O padrão de consumo de uma sociedade transcende preferências individuais, refletindo condições econômicas, restrições de renda e incentivos institucionais que influenciam as decisões financeiras das famílias. No Brasil, alguns indicadores recentes ajudam a compreender melhor essa dinâmica.
Dados divulgados pelo IBGE mostram que o rendimento domiciliar per capita brasileiro ainda permanece relativamente baixo quando comparado a economias de renda média em outros países. Ao mesmo tempo, indicadores do Banco Central mostram que o crédito tem ocupado um papel cada vez mais relevante no financiamento dos consumidores.
Em 2025, o endividamento das famílias brasileiras — indicador que relaciona o estoque total de dívidas à renda disponível — atingiu cerca de 49,8% da renda. Paralelamente, o comprometimento da renda com o pagamento dessas dívidas chegou próximo de 29%, o maior nível da série histórica iniciada em 2011.
Na prática, isso significa que quase um terço da renda mensal das famílias já está destinada ao pagamento de parcelas de crédito, financiamentos e outras obrigações financeiras.
Esse cenário tem despertado preocupação entre consultores financeiros e analistas de mercado. Em um país onde as taxas de juros permanecem entre as mais elevadas do mundo, o consumo financiado sem planejamento tende a ampliar a vulnerabilidade financeira das famílias.
Sem preparo financeiro, reserva de emergência ou capacidade de poupança, choques econômicos e incertezas políticas podem comprometer ainda mais a saúde financeira dos consumidores.
Ao mesmo tempo, compreender o padrão de consumo exige olhar além das restrições econômicas. Estudos sobre comportamento do consumidor mostram que as decisões de compra não são motivadas apenas por necessidades materiais, mas também por fatores simbólicos e emocionais. Produtos e serviços frequentemente representam identidade, pertencimento social ou aspirações pessoais.
Nesse sentido, o consumo se torna também um instrumento de construção de identidade.
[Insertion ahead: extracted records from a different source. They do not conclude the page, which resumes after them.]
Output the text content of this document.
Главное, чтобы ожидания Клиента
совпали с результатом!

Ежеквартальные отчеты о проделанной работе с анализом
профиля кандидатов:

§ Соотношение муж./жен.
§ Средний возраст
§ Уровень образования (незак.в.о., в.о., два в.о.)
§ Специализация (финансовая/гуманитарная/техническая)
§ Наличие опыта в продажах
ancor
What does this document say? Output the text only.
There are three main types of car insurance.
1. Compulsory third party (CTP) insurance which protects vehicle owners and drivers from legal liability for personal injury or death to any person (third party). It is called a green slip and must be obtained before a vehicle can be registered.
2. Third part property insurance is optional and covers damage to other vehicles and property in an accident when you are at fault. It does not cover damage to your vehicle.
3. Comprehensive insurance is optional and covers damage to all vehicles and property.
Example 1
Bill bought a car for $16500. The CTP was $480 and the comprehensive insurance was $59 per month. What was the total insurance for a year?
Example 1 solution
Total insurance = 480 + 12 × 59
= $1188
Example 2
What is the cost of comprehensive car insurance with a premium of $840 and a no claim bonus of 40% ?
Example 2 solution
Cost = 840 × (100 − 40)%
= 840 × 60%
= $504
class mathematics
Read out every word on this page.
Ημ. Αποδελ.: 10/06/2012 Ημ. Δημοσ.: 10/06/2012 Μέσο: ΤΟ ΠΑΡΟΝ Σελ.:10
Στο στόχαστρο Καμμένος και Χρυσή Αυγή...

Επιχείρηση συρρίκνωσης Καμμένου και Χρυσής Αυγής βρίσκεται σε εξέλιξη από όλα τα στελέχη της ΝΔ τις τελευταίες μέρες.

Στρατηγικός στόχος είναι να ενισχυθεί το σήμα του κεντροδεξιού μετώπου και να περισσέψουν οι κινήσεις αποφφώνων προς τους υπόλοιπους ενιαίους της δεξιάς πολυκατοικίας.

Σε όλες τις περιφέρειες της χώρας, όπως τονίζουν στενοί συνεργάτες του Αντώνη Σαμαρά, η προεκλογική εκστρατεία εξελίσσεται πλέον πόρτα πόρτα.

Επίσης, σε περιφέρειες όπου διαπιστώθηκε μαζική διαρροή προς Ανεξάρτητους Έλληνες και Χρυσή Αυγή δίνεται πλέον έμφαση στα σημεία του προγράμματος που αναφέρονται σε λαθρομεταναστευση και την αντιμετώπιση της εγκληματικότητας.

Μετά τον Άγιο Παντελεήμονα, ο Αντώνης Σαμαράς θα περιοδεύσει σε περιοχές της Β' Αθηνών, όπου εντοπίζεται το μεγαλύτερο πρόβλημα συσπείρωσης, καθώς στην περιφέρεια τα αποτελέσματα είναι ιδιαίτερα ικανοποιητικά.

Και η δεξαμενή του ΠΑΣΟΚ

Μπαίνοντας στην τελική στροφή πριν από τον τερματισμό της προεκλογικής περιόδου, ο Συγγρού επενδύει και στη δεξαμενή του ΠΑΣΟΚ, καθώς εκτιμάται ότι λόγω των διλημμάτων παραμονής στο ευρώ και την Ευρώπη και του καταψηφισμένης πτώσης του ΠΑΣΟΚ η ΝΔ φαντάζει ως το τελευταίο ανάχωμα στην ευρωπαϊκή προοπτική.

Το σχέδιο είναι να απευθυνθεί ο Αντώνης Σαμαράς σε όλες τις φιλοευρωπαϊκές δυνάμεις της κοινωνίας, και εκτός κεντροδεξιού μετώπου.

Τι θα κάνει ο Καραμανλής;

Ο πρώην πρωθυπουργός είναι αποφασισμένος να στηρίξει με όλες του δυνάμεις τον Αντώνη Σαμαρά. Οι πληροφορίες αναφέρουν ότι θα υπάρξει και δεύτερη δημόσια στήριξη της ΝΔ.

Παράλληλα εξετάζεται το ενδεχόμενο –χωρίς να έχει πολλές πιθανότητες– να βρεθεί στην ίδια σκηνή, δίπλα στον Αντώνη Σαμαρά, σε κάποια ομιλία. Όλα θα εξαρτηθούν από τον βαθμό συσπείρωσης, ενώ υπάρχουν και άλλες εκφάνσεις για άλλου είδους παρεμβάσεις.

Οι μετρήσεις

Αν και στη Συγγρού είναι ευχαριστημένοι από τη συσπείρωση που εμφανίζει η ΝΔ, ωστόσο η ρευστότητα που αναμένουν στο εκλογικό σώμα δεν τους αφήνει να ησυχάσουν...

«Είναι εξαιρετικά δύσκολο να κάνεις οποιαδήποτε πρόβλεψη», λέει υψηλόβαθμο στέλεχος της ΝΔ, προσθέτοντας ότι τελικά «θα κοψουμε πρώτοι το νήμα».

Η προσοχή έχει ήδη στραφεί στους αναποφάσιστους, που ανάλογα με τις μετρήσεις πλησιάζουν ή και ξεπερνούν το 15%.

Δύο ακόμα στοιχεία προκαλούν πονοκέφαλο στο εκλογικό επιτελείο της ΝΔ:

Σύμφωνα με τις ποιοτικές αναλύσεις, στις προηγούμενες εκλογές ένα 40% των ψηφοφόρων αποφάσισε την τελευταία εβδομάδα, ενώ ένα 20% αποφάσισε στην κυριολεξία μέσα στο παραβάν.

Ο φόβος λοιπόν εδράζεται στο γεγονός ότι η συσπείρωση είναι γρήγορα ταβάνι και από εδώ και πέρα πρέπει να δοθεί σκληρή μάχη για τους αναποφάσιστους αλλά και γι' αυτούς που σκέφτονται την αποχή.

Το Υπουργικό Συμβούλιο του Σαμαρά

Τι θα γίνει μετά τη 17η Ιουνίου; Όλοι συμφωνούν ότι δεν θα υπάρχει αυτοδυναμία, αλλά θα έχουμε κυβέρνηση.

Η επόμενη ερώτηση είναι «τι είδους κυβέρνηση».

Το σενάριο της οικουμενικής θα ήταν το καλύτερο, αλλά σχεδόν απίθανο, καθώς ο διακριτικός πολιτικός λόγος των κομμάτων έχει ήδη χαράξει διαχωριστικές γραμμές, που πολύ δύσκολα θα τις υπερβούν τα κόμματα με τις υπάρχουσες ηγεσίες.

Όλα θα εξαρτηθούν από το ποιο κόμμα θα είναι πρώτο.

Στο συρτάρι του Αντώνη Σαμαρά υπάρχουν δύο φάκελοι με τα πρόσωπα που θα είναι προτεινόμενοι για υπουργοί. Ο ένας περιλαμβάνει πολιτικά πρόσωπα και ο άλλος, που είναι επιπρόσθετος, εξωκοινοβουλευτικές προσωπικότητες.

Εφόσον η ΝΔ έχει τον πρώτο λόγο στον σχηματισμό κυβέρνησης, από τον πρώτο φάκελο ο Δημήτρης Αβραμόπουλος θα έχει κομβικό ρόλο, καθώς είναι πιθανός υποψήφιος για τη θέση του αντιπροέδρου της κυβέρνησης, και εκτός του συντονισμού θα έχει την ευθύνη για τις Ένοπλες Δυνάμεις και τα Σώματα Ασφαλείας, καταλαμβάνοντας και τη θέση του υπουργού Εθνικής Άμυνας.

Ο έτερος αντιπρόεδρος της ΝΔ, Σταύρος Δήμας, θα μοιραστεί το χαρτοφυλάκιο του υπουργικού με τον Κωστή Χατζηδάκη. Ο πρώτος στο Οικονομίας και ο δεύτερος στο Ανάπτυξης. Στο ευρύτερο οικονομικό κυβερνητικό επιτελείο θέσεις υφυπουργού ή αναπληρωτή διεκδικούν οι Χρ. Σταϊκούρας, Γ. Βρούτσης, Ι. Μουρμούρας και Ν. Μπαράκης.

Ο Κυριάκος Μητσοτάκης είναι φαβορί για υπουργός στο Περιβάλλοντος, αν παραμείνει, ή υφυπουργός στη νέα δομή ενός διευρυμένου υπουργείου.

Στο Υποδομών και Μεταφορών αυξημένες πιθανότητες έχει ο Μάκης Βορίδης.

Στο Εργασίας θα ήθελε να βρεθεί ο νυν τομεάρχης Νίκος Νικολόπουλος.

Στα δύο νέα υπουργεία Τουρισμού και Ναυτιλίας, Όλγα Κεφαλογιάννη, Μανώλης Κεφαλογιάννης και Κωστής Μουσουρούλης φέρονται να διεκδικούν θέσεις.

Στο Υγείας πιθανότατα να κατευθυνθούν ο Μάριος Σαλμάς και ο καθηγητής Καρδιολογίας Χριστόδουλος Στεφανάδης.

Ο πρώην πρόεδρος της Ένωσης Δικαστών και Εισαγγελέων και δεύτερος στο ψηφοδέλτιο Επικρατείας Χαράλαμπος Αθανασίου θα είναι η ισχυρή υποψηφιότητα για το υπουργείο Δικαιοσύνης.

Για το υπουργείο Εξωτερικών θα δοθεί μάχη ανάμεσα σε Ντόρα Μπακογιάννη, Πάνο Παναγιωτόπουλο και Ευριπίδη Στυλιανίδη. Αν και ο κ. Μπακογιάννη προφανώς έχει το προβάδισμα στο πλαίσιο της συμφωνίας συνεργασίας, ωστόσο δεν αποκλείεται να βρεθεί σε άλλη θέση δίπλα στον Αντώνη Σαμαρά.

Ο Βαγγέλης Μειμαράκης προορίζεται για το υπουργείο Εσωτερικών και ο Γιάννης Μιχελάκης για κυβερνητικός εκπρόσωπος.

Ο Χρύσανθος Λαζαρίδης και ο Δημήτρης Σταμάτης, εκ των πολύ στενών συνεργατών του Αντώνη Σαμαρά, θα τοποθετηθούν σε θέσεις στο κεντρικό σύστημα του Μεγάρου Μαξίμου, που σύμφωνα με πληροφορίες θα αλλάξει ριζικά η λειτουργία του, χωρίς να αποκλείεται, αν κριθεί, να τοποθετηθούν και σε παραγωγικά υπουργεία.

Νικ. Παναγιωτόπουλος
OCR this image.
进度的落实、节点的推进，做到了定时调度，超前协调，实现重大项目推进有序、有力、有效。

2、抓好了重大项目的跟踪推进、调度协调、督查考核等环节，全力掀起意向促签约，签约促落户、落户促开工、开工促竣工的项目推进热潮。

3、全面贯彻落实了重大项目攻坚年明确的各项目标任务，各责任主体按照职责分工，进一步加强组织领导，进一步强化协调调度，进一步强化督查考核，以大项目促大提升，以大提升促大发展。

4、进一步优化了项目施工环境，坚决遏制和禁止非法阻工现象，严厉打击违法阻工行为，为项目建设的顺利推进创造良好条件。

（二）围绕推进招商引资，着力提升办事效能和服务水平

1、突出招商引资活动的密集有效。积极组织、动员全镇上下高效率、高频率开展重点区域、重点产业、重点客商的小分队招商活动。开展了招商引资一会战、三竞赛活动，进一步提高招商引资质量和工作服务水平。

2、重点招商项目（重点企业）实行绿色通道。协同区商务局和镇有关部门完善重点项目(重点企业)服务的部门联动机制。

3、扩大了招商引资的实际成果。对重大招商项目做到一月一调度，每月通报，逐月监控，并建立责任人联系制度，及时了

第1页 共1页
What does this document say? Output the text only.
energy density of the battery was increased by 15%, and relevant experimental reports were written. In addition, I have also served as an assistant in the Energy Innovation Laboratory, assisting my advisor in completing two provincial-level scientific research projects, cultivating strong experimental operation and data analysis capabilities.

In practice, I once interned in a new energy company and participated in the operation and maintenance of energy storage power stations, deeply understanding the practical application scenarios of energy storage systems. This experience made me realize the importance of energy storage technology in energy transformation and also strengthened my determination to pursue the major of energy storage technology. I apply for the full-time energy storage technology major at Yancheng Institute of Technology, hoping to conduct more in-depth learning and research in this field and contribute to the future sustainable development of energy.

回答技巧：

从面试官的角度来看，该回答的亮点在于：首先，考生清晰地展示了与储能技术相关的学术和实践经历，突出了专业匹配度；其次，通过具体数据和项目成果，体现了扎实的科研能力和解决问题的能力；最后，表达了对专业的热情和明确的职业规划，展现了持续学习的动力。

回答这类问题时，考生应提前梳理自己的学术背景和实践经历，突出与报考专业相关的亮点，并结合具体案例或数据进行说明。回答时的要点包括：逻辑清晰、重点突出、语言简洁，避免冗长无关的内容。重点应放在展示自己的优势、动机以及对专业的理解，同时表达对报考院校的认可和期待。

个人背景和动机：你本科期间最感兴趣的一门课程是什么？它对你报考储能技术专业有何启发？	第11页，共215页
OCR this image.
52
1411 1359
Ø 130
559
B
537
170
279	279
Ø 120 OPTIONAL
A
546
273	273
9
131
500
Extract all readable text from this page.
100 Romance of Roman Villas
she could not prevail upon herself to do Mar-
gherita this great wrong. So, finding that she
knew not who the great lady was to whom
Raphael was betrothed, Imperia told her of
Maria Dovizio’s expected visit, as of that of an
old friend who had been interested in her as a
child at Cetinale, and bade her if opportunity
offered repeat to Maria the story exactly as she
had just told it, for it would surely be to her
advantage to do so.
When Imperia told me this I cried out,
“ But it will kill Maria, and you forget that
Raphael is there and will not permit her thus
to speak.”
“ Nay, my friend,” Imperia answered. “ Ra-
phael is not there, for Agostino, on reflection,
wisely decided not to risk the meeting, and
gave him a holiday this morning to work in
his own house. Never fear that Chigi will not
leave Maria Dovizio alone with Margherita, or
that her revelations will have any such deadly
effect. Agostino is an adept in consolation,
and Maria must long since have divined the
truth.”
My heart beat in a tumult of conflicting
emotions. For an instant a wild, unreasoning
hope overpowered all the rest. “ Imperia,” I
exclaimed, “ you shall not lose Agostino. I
Muitas vezes, os indivíduos escolhem determinados bens não apenas pela sua utilidade, mas pelo significado que carregam em determinados contextos sociais.
No entanto, quando esse padrão de consumo se apoia de forma crescente no crédito, a margem de segurança financeira das famílias tende a se reduzir. Quanto maior a parcela da renda comprometida com dívidas, menor é a capacidade de absorver choques econômicos, como aumento de juros, perda de renda ou instabilidade macroeconômica.
Compreender o comportamento financeiro das famílias brasileiras, portanto, exige considerar simultaneamente renda, acesso ao crédito e fatores comportamentais. O consumo não é apenas uma decisão individual, ele é também reflexo das condições econômicas, das expectativas sobre o futuro e das instituições que moldam os incentivos dentro da economia.
Em última instância, o padrão de consumo das famílias brasileiras revela um equilíbrio delicado entre aspirações de consumo e restrições financeiras. Quando uma parcela crescente da renda está comprometida com dívidas em um ambiente de juros elevados, a capacidade de planejamento e de formação de patrimônio se reduz, ampliando a vulnerabilidade financeira das famílias.
Nesse contexto, torna-se ainda mais relevante que os consumidores adotem estratégias de proteção financeira, como a formação de reservas de emergência e a criação de hábitos de poupança, capazes de oferecer maior segurança diante das incertezas econômicas futuras.